推しに告白(嘘)されまして。
『運命diaryにハマってる。もう3回は読み直したよ』
「…え」
鉄崎さんからの意外な返信に思わず驚きで声を漏らす。
〝運命diary〟とは現在連載中の人気のバトル漫画だ。
運命diaryと呼ばれるノートを使ってバトルをするというものなのだが、様々なところに伏線が張り巡らされており、なかなか面白い。

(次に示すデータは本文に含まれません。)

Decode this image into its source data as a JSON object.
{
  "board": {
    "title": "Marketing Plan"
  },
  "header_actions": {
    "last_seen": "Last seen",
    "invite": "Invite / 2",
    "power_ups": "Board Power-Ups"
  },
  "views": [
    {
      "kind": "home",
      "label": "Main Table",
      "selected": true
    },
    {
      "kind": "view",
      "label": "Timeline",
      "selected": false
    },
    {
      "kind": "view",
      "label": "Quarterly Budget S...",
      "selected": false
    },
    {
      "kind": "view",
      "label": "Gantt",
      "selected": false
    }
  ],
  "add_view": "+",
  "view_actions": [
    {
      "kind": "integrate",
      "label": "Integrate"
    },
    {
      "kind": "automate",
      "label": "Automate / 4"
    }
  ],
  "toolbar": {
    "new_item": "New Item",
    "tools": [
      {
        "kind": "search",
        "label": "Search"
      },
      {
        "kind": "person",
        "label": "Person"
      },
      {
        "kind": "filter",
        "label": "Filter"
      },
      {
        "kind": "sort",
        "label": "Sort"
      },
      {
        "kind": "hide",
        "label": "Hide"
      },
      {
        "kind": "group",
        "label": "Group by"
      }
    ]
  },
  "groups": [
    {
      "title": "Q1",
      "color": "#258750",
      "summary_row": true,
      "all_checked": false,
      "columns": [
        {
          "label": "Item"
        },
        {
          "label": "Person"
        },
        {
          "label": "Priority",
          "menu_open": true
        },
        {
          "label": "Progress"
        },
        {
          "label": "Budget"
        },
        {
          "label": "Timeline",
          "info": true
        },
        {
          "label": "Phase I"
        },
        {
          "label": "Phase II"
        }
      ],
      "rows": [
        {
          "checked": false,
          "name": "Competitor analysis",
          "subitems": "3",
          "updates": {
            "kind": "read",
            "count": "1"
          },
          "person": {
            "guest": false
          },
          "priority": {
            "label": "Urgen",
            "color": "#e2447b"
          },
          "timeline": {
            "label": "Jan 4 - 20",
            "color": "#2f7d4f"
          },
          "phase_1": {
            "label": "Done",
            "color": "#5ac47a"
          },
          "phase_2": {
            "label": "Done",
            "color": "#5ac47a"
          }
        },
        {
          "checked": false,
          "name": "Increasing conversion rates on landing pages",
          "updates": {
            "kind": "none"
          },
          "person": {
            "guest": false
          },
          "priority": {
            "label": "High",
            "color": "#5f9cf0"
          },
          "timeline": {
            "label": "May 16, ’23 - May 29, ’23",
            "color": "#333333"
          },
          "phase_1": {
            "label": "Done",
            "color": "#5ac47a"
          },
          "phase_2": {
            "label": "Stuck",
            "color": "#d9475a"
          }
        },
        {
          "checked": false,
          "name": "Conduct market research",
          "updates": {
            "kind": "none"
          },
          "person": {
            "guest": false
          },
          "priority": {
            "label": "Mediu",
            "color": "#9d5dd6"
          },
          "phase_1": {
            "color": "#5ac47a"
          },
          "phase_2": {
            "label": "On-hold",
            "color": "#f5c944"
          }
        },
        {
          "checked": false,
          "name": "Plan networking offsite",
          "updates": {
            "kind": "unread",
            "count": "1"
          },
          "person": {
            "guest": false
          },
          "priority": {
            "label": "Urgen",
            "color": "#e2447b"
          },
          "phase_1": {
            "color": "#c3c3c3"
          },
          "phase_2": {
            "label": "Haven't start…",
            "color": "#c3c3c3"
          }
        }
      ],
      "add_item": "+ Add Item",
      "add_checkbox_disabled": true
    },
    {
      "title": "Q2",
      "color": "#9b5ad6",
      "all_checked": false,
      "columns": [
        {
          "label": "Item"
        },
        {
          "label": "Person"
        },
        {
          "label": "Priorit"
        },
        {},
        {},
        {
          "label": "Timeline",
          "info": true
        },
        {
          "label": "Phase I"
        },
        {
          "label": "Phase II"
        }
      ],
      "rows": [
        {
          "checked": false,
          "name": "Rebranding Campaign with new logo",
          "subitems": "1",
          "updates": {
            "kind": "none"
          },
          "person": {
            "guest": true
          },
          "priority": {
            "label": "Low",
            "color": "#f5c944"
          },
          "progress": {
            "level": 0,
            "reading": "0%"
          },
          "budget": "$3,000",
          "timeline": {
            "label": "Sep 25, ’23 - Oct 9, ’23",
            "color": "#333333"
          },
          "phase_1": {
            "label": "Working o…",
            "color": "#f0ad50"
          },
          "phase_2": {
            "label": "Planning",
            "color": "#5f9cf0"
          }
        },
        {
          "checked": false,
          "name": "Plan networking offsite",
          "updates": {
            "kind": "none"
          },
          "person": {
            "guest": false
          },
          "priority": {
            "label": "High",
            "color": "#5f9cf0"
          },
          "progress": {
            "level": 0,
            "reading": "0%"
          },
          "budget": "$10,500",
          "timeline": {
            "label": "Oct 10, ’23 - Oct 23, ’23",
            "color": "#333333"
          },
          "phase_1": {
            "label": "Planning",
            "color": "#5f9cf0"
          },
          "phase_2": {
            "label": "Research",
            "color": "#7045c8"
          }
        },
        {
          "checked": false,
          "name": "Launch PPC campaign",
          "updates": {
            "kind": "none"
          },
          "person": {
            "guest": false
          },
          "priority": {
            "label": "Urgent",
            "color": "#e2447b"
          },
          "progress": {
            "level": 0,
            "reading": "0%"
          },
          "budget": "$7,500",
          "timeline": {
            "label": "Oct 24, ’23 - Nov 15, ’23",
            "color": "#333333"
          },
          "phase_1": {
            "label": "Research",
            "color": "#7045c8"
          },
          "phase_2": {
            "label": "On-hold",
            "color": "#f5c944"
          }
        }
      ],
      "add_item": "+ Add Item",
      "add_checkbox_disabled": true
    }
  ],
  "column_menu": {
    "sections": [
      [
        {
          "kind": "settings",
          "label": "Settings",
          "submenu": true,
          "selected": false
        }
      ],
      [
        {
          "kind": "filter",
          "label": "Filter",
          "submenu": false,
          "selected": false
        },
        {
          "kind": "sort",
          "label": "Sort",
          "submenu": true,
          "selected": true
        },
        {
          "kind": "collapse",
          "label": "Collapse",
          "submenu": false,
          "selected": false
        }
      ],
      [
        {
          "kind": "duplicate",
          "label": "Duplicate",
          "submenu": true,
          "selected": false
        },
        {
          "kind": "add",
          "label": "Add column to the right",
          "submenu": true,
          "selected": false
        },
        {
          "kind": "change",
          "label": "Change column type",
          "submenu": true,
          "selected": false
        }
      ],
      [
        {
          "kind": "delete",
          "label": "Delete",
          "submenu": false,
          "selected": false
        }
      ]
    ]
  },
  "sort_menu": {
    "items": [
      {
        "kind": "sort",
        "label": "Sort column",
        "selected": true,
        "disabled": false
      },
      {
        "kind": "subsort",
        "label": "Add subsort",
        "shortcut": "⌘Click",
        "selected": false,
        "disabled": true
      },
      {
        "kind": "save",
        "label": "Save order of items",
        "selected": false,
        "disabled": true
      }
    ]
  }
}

俺も全巻集めるほど好きな作品なのだが、まさか鉄崎さんも好きだったとは。
そこまで考えて、俺はふとあることを思い出した。
確か今週末から〝運命diary〟の実写映画が公開されるはずだ、と。
『今週末、運命diaryの映画あるよね。一緒に行く?』
何気なく思ったことをそのまま打ち、鉄崎さんへ送る。
俺も好きだし、一緒に行ったら楽しそうだな。
が、少しして俺は自分がしてしまったことに気づいてしまった。
今、自分がしたことはデートに誘う行為だ、と。
や、やってしまった…。
俺と鉄崎さんは付き合い始めたとはいえ、まだ友達のような関係だ。
それなのに突然デートなんかに誘われたら困るはずだ。迷惑に違いない。
鉄崎さんを困らせまいと慌ててメッセージを消そうとしたが、すぐに既読がついてしまった。
既読がついてしまった今、メッセージはもう消せない。